Extrême centrisme
L’auteur autopsie l’hypocrisie d’une société « libérale », prétendument tolérante, qui étouffe toute voix dissonante.
Un mot suffit à lever un doute. Ecoutez ceux qui se prétendent « de gauche, mais… » . La conjonction de coordination trahit un renoncement à cet idéal de justice. Selon Alain Deneault, cette maladie, depuis longtemps détectée, a fini par gangrener le vieux continent : « Les socialistes européens se sont davantage retrouvés dans ce “mais” que dans l’expression “socialiste”. » Pour le philosophe canadien, cette abjuration atteste l’idée que la société d’« extrême centre » a fini par imposer sa norme de la bien-pensance et, malgré son apparente ouverture d’esprit, abhorre toute forme de contestation. Son extrémisme se traduit « par une intolérance à tout ce qui ne cadre pas avec un juste milieu arbitrairement proclamé ». Moralité : gare au traître qui ose penser autrement. Ce Judas sera pointé du doigt pour avoir abjuré la « religion de l’entreprise ». Et tant pis si cette apostasie repose sur un constat pourtant avéré : il n’y a plus d’adversaire mais des « “personnes morales” de la finance et les prête-noms de la grande industrie, agissant sous les poussées mondiales d’un marché nébuleux et d’un actionnariat impétueux ».

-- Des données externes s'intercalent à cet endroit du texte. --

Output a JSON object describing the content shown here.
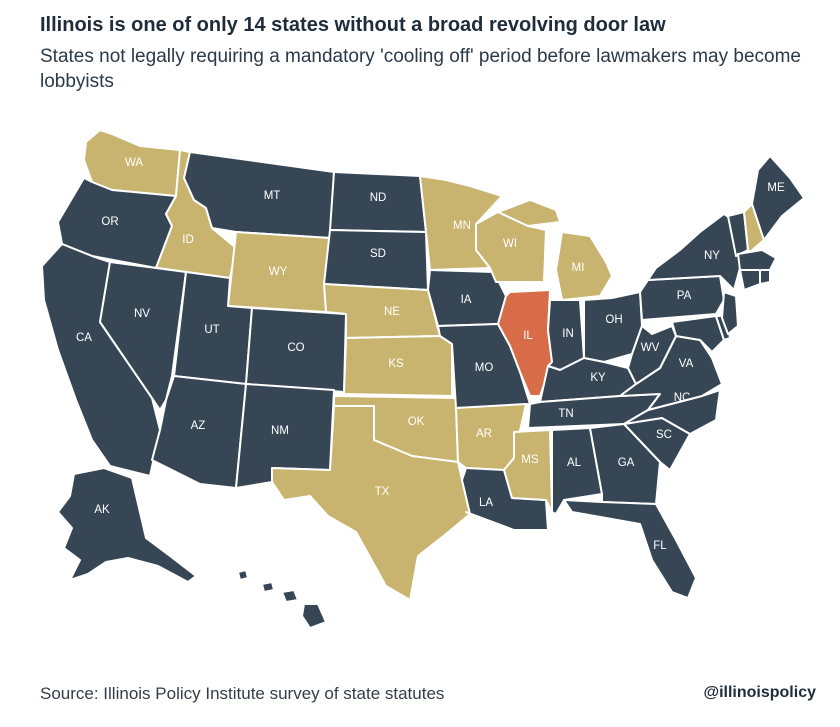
{
  "header": {
    "title": "Illinois is one of only 14 states without a broad revolving door law",
    "subtitle": "States not legally requiring a mandatory 'cooling off' period before lawmakers may become lobbyists"
  },
  "colors": {
    "with_law": "#364655",
    "without_law": "#c8b46e",
    "illinois": "#d86b48",
    "border": "#ffffff"
  },
  "map": {
    "states": [
      {
        "code": "WA",
        "category": "without_law"
      },
      {
        "code": "OR",
        "category": "with_law"
      },
      {
        "code": "CA",
        "category": "with_law"
      },
      {
        "code": "ID",
        "category": "without_law"
      },
      {
        "code": "NV",
        "category": "with_law"
      },
      {
        "code": "MT",
        "category": "with_law"
      },
      {
        "code": "WY",
        "category": "without_law"
      },
      {
        "code": "UT",
        "category": "with_law"
      },
      {
        "code": "AZ",
        "category": "with_law"
      },
      {
        "code": "CO",
        "category": "with_law"
      },
      {
        "code": "NM",
        "category": "with_law"
      },
      {
        "code": "ND",
        "category": "with_law"
      },
      {
        "code": "SD",
        "category": "with_law"
      },
      {
        "code": "NE",
        "category": "without_law"
      },
      {
        "code": "KS",
        "category": "without_law"
      },
      {
        "code": "OK",
        "category": "without_law"
      },
      {
        "code": "TX",
        "category": "without_law"
      },
      {
        "code": "MN",
        "category": "without_law"
      },
      {
        "code": "IA",
        "category": "with_law"
      },
      {
        "code": "MO",
        "category": "with_law"
      },
      {
        "code": "AR",
        "category": "without_law"
      },
      {
        "code": "LA",
        "category": "with_law"
      },
      {
        "code": "WI",
        "category": "without_law"
      },
      {
        "code": "IL",
        "category": "illinois"
      },
      {
        "code": "MI",
        "category": "without_law"
      },
      {
        "code": "IN",
        "category": "with_law"
      },
      {
        "code": "OH",
        "category": "with_law"
      },
      {
        "code": "KY",
        "category": "with_law"
      },
      {
        "code": "TN",
        "category": "with_law"
      },
      {
        "code": "MS",
        "category": "without_law"
      },
      {
        "code": "AL",
        "category": "with_law"
      },
      {
        "code": "GA",
        "category": "with_law"
      },
      {
        "code": "FL",
        "category": "with_law"
      },
      {
        "code": "SC",
        "category": "with_law"
      },
      {
        "code": "NC",
        "category": "with_law"
      },
      {
        "code": "VA",
        "category": "with_law"
      },
      {
        "code": "WV",
        "category": "with_law"
      },
      {
        "code": "PA",
        "category": "with_law"
      },
      {
        "code": "NY",
        "category": "with_law"
      },
      {
        "code": "NJ",
        "category": "with_law"
      },
      {
        "code": "DE",
        "category": "with_law"
      },
      {
        "code": "MD",
        "category": "with_law"
      },
      {
        "code": "VT",
        "category": "with_law"
      },
      {
        "code": "NH",
        "category": "without_law"
      },
      {
        "code": "ME",
        "category": "with_law"
      },
      {
        "code": "MA",
        "category": "with_law"
      },
      {
        "code": "CT",
        "category": "with_law"
      },
      {
        "code": "RI",
        "category": "with_law"
      },
      {
        "code": "AK",
        "category": "with_law"
      },
      {
        "code": "HI",
        "category": "with_law"
      }
    ]
  },
  "footer": {
    "source": "Source: Illinois Policy Institute survey of state statutes",
    "handle": "@illinoispolicy"
  }
}
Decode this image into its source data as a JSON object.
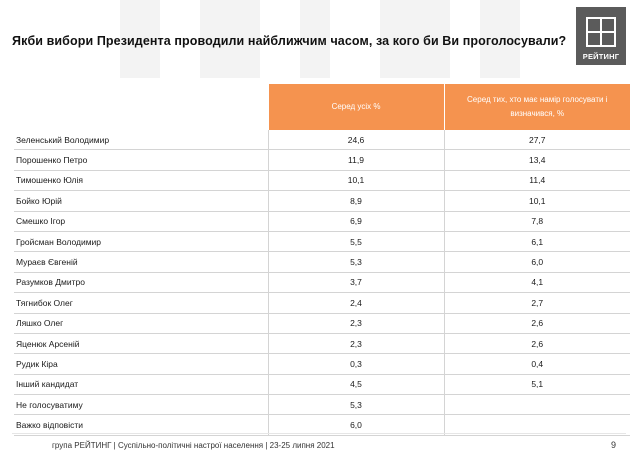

La clairvoyance est toujours coupable. Certes, il peut arriver que le « star-système » décide d’intégrer ce résistant « à sa distribution, reconnaissant en lui le prétendant capable de remplir poliment l’office de la figure maudite ». Mais que l’audacieux ne se berce pas d’illusions. Sa renommée sera éphémère. Comme quasiment tout ce que promeut cette société du vide intellectuel.